In digital transformation, leaders rarely have the luxury of either/or. Instead, they must embrace the discipline of both/and.

In our experience, projects that can navigate the liberating interaction of the technology and the experience – like the work that the Federal Department of Agriculture, Water and the Environment is leading to modernise how agriculture exports are regulated – tend to deliver true happiness. This is where new digital services become powerful pieces of infrastructure built to work in ways that people need and want, be they farmers, parents or families recovering from floods.

That’s also the ambition behind the MyGov beta project led by Services Australia in a major overhaul of a primary delivery platform that connects Australians to a range of government services.

Trust and collaboration remain bedrock values that pervade the best examples of digital transformation.

There are a couple of dimensions that are key to this.

One is the way governments are developing new tools and platforms to give a clearer sense of how well digital transformation projects build trust and transparency. NSW minister Victor Dominello‘s plans to embed trust, security, privacy and ethics at the heart of digital identity reform, and the development of an assurance framework for its AI projects, are both good examples.

More broadly, leaders and agencies don’t get as much as they could from their partners and advisors. They often fail to invest in a ‘trust quotient’, squeezed to the transactional margins, that can fuel higher levels of collaboration and shared learning.

It’s an area of the digital transformation journey that leaders, with the partners they are working with, might give more thought to. How could those margins be widened for real collaboration to build stocks of practical trust?

In our experience, there are two kinds of accountability.

One is the traditional notion of making sure that, when work must be done or outcomes achieved, it’s someone’s job to make that happen.

The other notion is about stepping up to do the work in the first place, being willing to escape the cliché of mutual finger pointing and recognising your obligation not to duck the call to action.

It’s not an uncommon experience in big projects. We’ve all been there.
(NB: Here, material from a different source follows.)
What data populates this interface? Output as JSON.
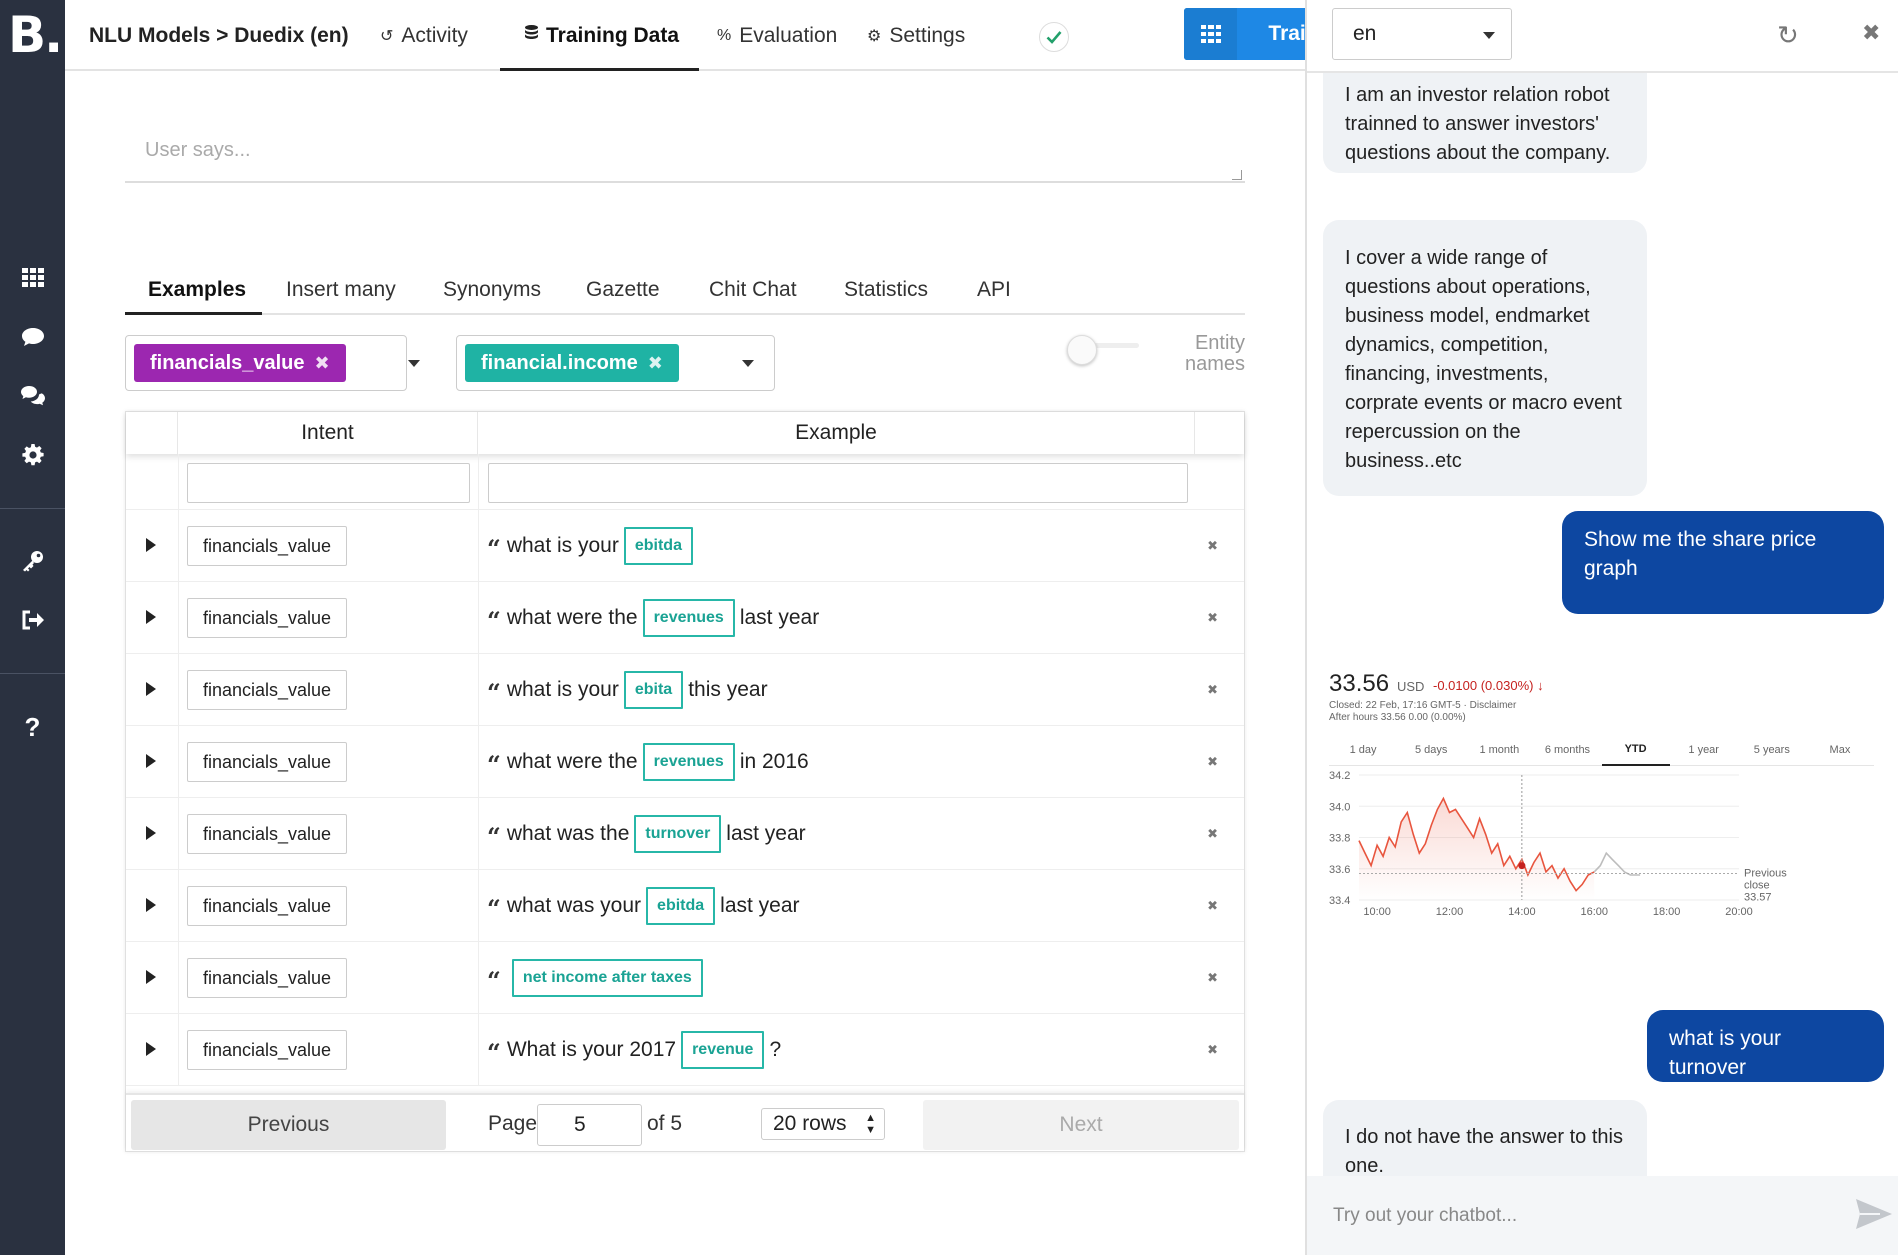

A culture of practical accountability has always been a hallmark of good projects.

The alternative, which we’ve certainly experienced, is missed deadlines, a pervasive sense of frustration and unfairness and, if it becomes entrenched, a reputation for poor performance. 

Our final UPA is about the technology itself.

Especially for those leaders who are less savvy about technology, hesitation and delay can lead to deferred decisions and a debilitating search for safety.
Our advice is don’t be afraid. 

To start with, fewer and fewer digital transformation decisions should be taken at a ‘scary’ scale and intensity. 

With the transition to agile and breaking projects into smaller and more modular pieces, the decisions that need to be made are increasingly less ‘forever’.  

The rise of tech and innovation hubs and labs has helped grow a more open and rapid style of innovation and experimentation, like the new centre based in Bathurst as a partnership between a professional services provider and Charles Sturt University.  Moving towards a new digital normal way of working, which is part of the new Victorian government digital strategy, has to become the default operating culture across agencies and their partners.

There’s always a lot at stake, of course, but there are ways to break the work down into more manageable chunks.

And that can mean giving yourself permission to take smaller steps, to learn and, as a consequence, to become more confident and motivated.

Back to Peter Drucker.

These five pieces of advice, in our experience, tend to be associated with transformation projects that live up to his definition of innovation – anything that introduces a new dimension of performance.

In the end, that’s what transformation should be in the digital and the physical world. Not just getting the job done, but getting the job done to change what’s possible forever.